In the second type of punishment, the parent is subtracting something. Appropriately, this is called punishment by removal. For example, your son hits his younger sister, and you do not allow him to go to a birthday party. Or you give him a timeout. (Jail time for crimes is the adult form of this category.)
Either type of punishment, under proper conditions, can produce powerful, enduring changes in behavior. But you have to follow certain guidelines to get them to work properly. These guidelines are necessary because punishment has several limitations: • It suppresses the behavior but not the child’s knowledge of how to misbehave. • It provides very little guidance on its own. If it’s not accompanied by some kind of teaching moment, the child won’t know what the replacement behavior should be. • Punishment always arouses negative emotions fear and anger are natural responses—and these can produce such resentment that the relationship may become the issue rather than the obnoxious behavior.
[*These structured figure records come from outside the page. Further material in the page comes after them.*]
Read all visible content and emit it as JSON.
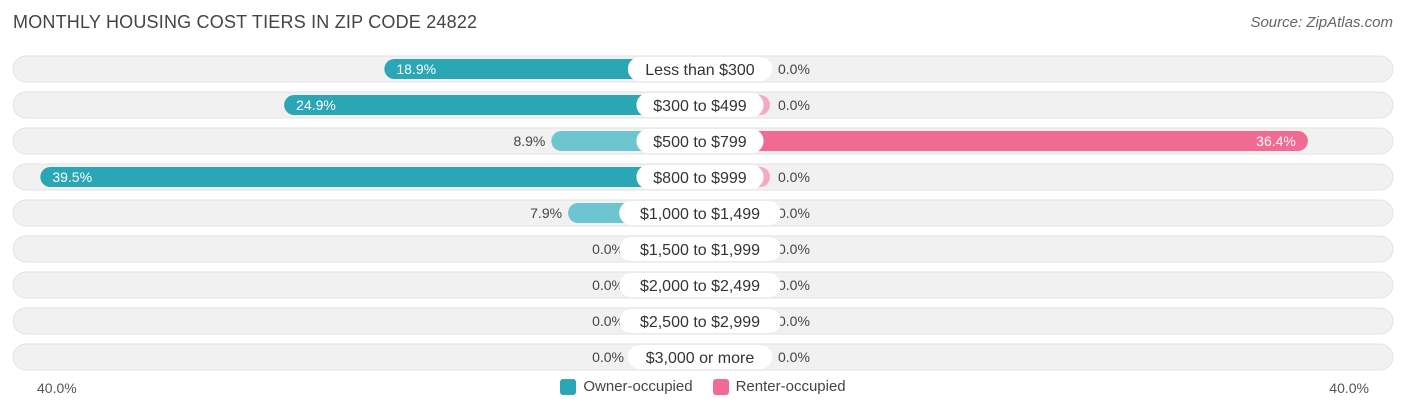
{
  "header": {
    "title": "MONTHLY HOUSING COST TIERS IN ZIP CODE 24822",
    "source": "Source: ZipAtlas.com"
  },
  "axis": {
    "left_label": "40.0%",
    "right_label": "40.0%"
  },
  "legend": {
    "owner_label": "Owner-occupied",
    "renter_label": "Renter-occupied"
  },
  "colors": {
    "owner": "#6cc5cf",
    "owner_strong": "#2aa6b4",
    "renter": "#f6a9c1",
    "renter_strong": "#f06a93",
    "row_bg": "#f1f1f1"
  },
  "chart_data": {
    "type": "bar",
    "orientation": "diverging-horizontal",
    "title": "MONTHLY HOUSING COST TIERS IN ZIP CODE 24822",
    "xlim": [
      -40,
      40
    ],
    "categories": [
      "Less than $300",
      "$300 to $499",
      "$500 to $799",
      "$800 to $999",
      "$1,000 to $1,499",
      "$1,500 to $1,999",
      "$2,000 to $2,499",
      "$2,500 to $2,999",
      "$3,000 or more"
    ],
    "series": [
      {
        "name": "Owner-occupied",
        "values": [
          18.9,
          24.9,
          8.9,
          39.5,
          7.9,
          0.0,
          0.0,
          0.0,
          0.0
        ],
        "labels": [
          "18.9%",
          "24.9%",
          "8.9%",
          "39.5%",
          "7.9%",
          "0.0%",
          "0.0%",
          "0.0%",
          "0.0%"
        ]
      },
      {
        "name": "Renter-occupied",
        "values": [
          0.0,
          0.0,
          36.4,
          0.0,
          0.0,
          0.0,
          0.0,
          0.0,
          0.0
        ],
        "labels": [
          "0.0%",
          "0.0%",
          "36.4%",
          "0.0%",
          "0.0%",
          "0.0%",
          "0.0%",
          "0.0%",
          "0.0%"
        ]
      }
    ],
    "legend_position": "bottom-center"
  }
}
This is on the whole an excellent book. Some chapters will hold your attention more than others, and that depends partly on where in the parenting stage you are in.
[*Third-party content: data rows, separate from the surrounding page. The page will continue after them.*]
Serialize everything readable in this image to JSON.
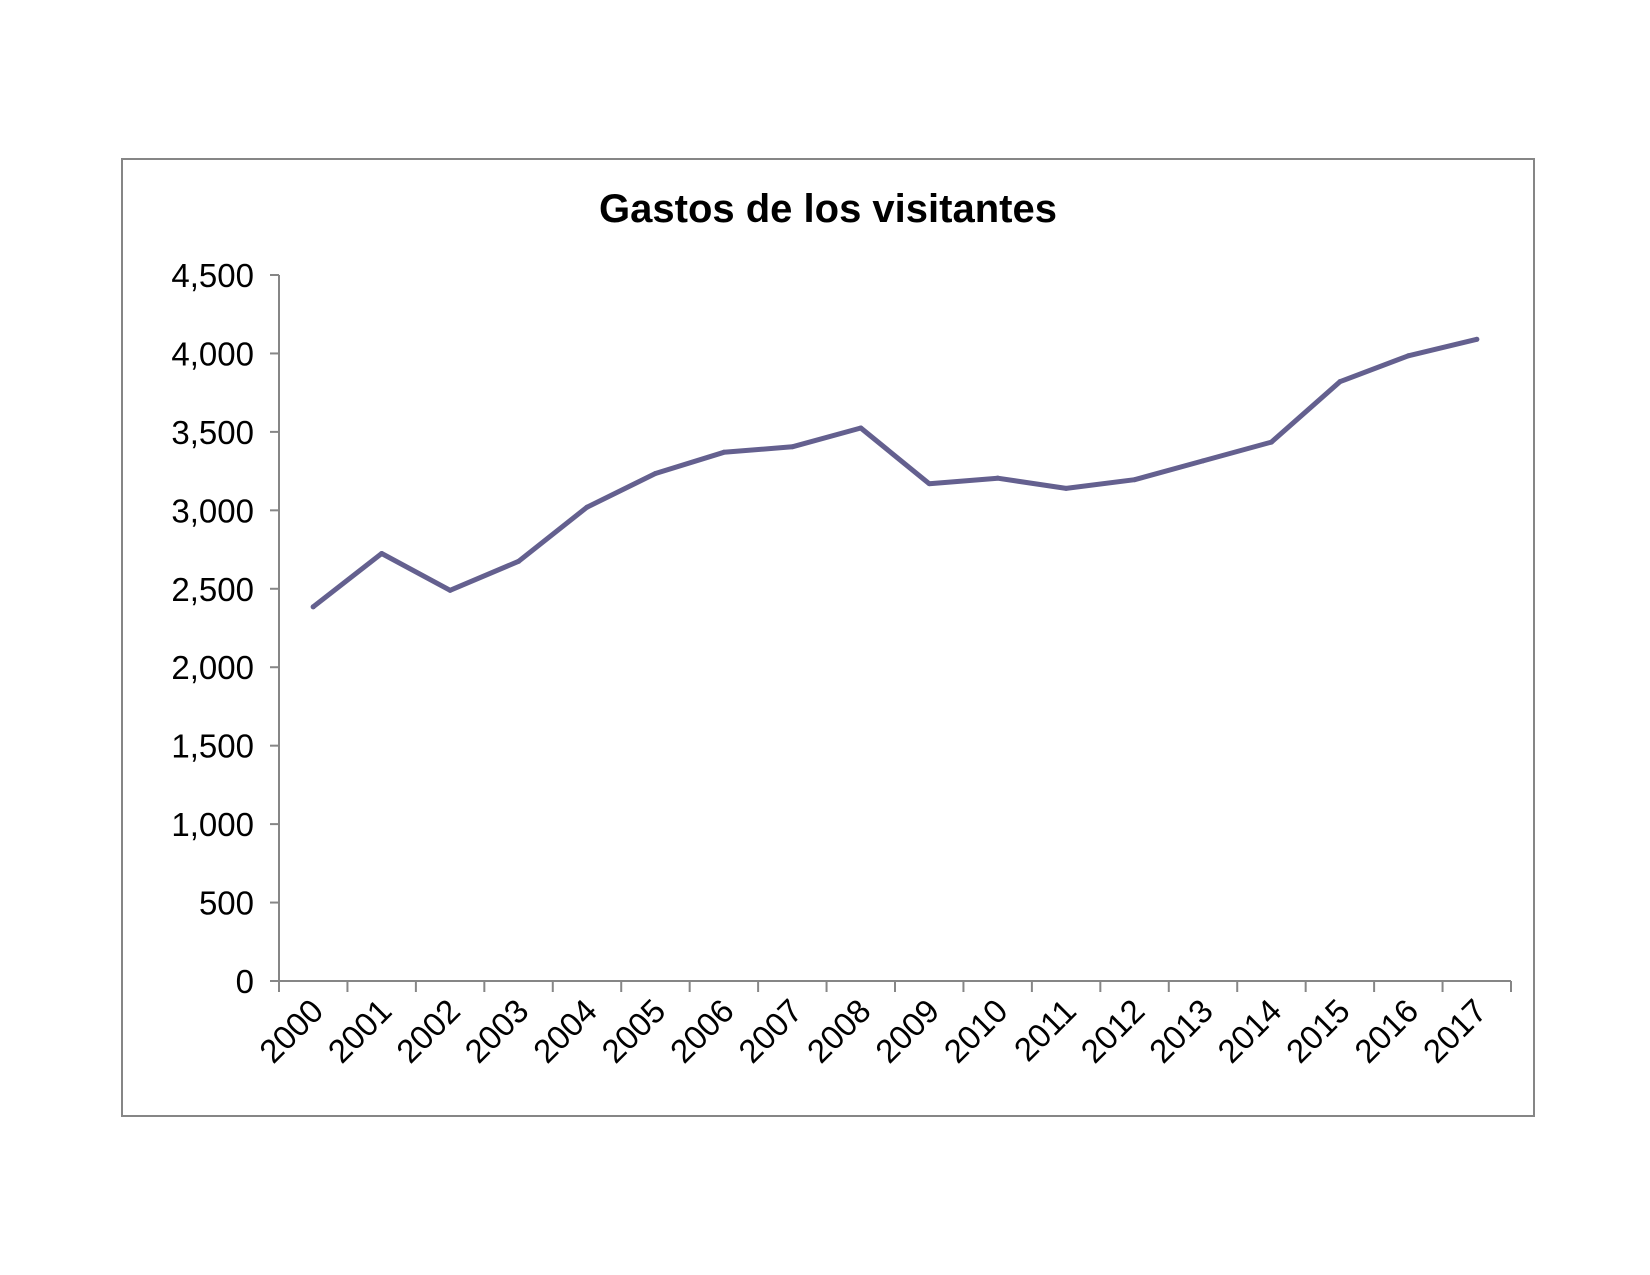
{
  "chart_data": {
    "type": "line",
    "title": "Gastos de los visitantes",
    "xlabel": "",
    "ylabel": "",
    "categories": [
      "2000",
      "2001",
      "2002",
      "2003",
      "2004",
      "2005",
      "2006",
      "2007",
      "2008",
      "2009",
      "2010",
      "2011",
      "2012",
      "2013",
      "2014",
      "2015",
      "2016",
      "2017"
    ],
    "series": [
      {
        "values": [
          2385,
          2725,
          2490,
          2675,
          3020,
          3235,
          3370,
          3405,
          3525,
          3170,
          3205,
          3140,
          3195,
          3315,
          3435,
          3820,
          3985,
          4090
        ]
      }
    ],
    "ylim": [
      0,
      4500
    ],
    "yticks": [
      "0",
      "500",
      "1,000",
      "1,500",
      "2,000",
      "2,500",
      "3,000",
      "3,500",
      "4,000",
      "4,500"
    ],
    "ytick_values": [
      0,
      500,
      1000,
      1500,
      2000,
      2500,
      3000,
      3500,
      4000,
      4500
    ],
    "grid": false,
    "legend": "none",
    "line_color": "#64608f",
    "axis_color": "#868686",
    "border_color": "#868686"
  }
}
My same complaint as with the author's first book, Brain Rules, applies to this book also - that of no references in the book. See my full review of , and the piece on references from the post:
A quibble, minor if you don't particularly care about references in books. The author states that to keep the book "reader-friendly" extensive references are available at www.brainrules.net. I actually found this distracting. I am used to flipping to the end of the book where the references are noted, and then back to the page I was reading. Reading an ebook on the Kindle makes this job of navigating to a reference at the end of the book easier (though Nicholas Carr may disagree). Having to go to a web site is a distraction - the author should know that. Secondly, the website itself is not very well organized if all you are interested in are the references. You have to click to go to a different page for each chapter (rule) in the book, and from that page click on a link at the right that reads, "References for this rule [PDF]". Each chapter's references are in a PDF file (http://www.brainrules.net/pdf/references_exercise.pdf for instance). These could so easily have been included in the book itself. Keep the online references too by all means - they can serve as a place where these references are updated and new ones added. Thirdly, the book itself does not contain any numbering of the references within the text, so it is doubly difficult to figure out where in the PDF of references for a chapter to look for as a reference to something you have read in the book.This is certainly one experiment that has failed.